Now, researchers from the National Oceanic and Atmospheric Association say carbon dioxide levels have breached a milestone that many fear could be the point of no return. For the first time in history, concentration of carbon dioxide in the atmosphere of Barrow, Alaska, reached 400 parts per million (ppm) this spring. According to NOAA measurements, the first time a monthly average measurement for the greenhouse gas attained the 400 ppm mark in a remote location. Researchers say it’s only a matter of time before what’s happening in the Arctic spreads all over the globe.

“The northern sites in our monitoring network tell us what is coming soon to the globe as a whole,” said Pieter Tans, an atmospheric scientist with NOAA’s Earth System Research Laboratory (ESRL) in Boulder, Colo. “We will likely see global average CO2 concentrations reach 400 ppm about 2016.”

Ever since An Inconvenient Truth forced us to acknowledge our part in growing greenhouse gas levels, climate change activists have  encouraged governments to set strict limits on carbon dioxide emissions. Scientists have stressed the importance of reducing global CO2 levels back down to the 350 ppm mark that many scientists say is the highest safe level for carbon dioxide. But world leaders have failed to meet emission reduction goals, busying themselves instead with international commitments that are non-binding and weak at best.

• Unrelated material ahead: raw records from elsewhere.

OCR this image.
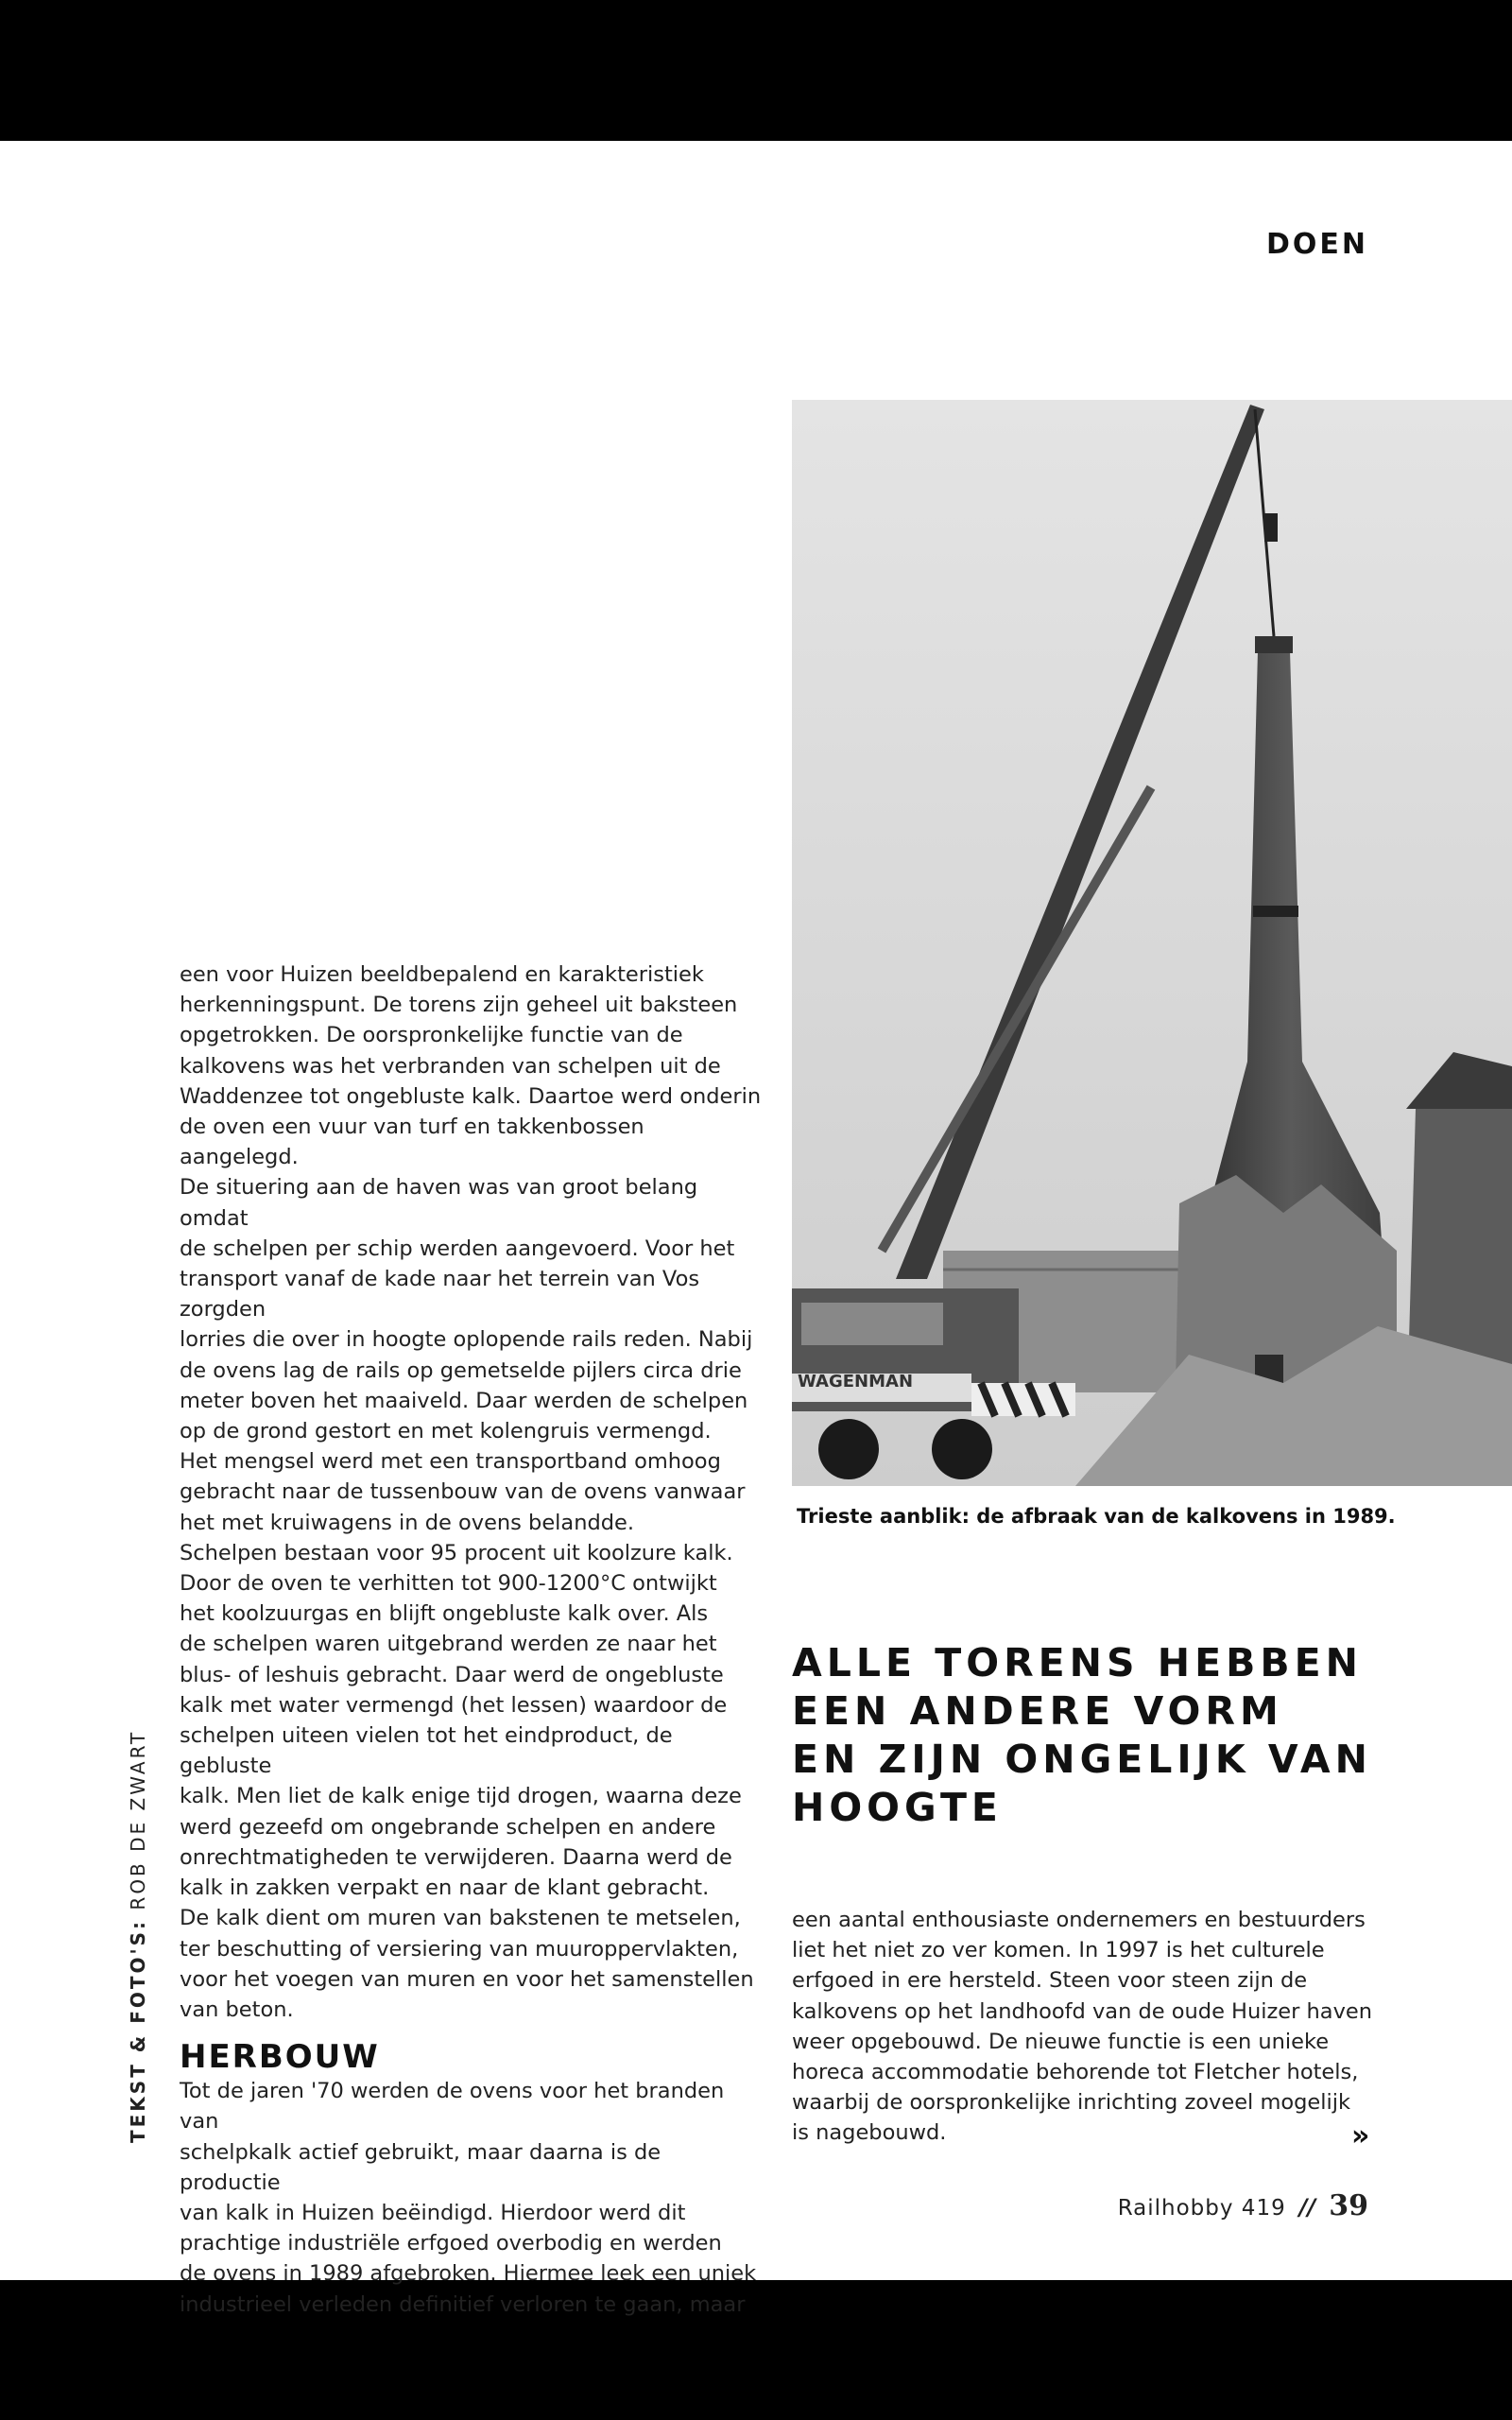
DOEN
TEKST & FOTO'S: ROB DE ZWART

een voor Huizen beeldbepalend en karakteristiek
herkenningspunt. De torens zijn geheel uit baksteen
opgetrokken. De oorspronkelijke functie van de
kalkovens was het verbranden van schelpen uit de
Waddenzee tot ongebluste kalk. Daartoe werd onderin
de oven een vuur van turf en takkenbossen aangelegd.
De situering aan de haven was van groot belang omdat
de schelpen per schip werden aangevoerd. Voor het
transport vanaf de kade naar het terrein van Vos zorgden
lorries die over in hoogte oplopende rails reden. Nabij
de ovens lag de rails op gemetselde pijlers circa drie
meter boven het maaiveld. Daar werden de schelpen
op de grond gestort en met kolengruis vermengd.
Het mengsel werd met een transportband omhoog
gebracht naar de tussenbouw van de ovens vanwaar
het met kruiwagens in de ovens belandde.
Schelpen bestaan voor 95 procent uit koolzure kalk.
Door de oven te verhitten tot 900-1200°C ontwijkt
het koolzuurgas en blijft ongebluste kalk over. Als
de schelpen waren uitgebrand werden ze naar het
blus- of leshuis gebracht. Daar werd de ongebluste
kalk met water vermengd (het lessen) waardoor de
schelpen uiteen vielen tot het eindproduct, de gebluste
kalk. Men liet de kalk enige tijd drogen, waarna deze
werd gezeefd om ongebrande schelpen en andere
onrechtmatigheden te verwijderen. Daarna werd de
kalk in zakken verpakt en naar de klant gebracht.
De kalk dient om muren van bakstenen te metselen,
ter beschutting of versiering van muuroppervlakten,
voor het voegen van muren en voor het samenstellen
van beton.

HERBOUW

Tot de jaren '70 werden de ovens voor het branden van
schelpkalk actief gebruikt, maar daarna is de productie
van kalk in Huizen beëindigd. Hierdoor werd dit
prachtige industriële erfgoed overbodig en werden
de ovens in 1989 afgebroken. Hiermee leek een uniek
industrieel verleden definitief verloren te gaan, maar

WAGENMAN
Trieste aanblik: de afbraak van de kalkovens in 1989.
ALLE TORENS HEBBEN
EEN ANDERE VORM
EN ZIJN ONGELIJK VAN
HOOGTE

een aantal enthousiaste ondernemers en bestuurders
liet het niet zo ver komen. In 1997 is het culturele
erfgoed in ere hersteld. Steen voor steen zijn de
kalkovens op het landhoofd van de oude Huizer haven
weer opgebouwd. De nieuwe functie is een unieke
horeca accommodatie behorende tot Fletcher hotels,
waarbij de oorspronkelijke inrichting zoveel mogelijk
is nagebouwd.	»
Railhobby 419 // 39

“Turning up the levels of greenhouse gases in our atmosphere is like turning up the dial on an electric blanket,” said Jim Butler, director of the ESRL Global Monitoring Division. “You know it will keep getting warmer, but you don’t know how quickly the temperature will rise, and it can take awhile for the blanket – or the atmosphere – to heat up.”

Readings are coming in at 400 and higher all over the Arctic, reports The Washington Post. “They’ve been recorded in Alaska, Greenland, Norway, Iceland and even Mongolia. It’s been at least 800,000 years — probably more — since Earth saw carbon dioxide levels in the 400s,” Butler and other climate scientists said.

The human race has evolved so far since then. It’s amazing that with all our intelligence and technology, we’re still incapable of ceasing the activities that will lead to our certain extinction. With each ppm gained from this point forward, scientists say it will become impossible to limit global warming to just 2 degrees. Unless we drastically alter the course of our species, and quickly move away from societies driven by fossil fuels, we’re in for a bumpy ride.

“It’s an important threshold,” said Carnegie Institution ecologist Chris Field, a scientist who helps lead the Nobel Prize-winning Intergovernmental Panel on Climate Change. “It is an indication that we’re in a different world.”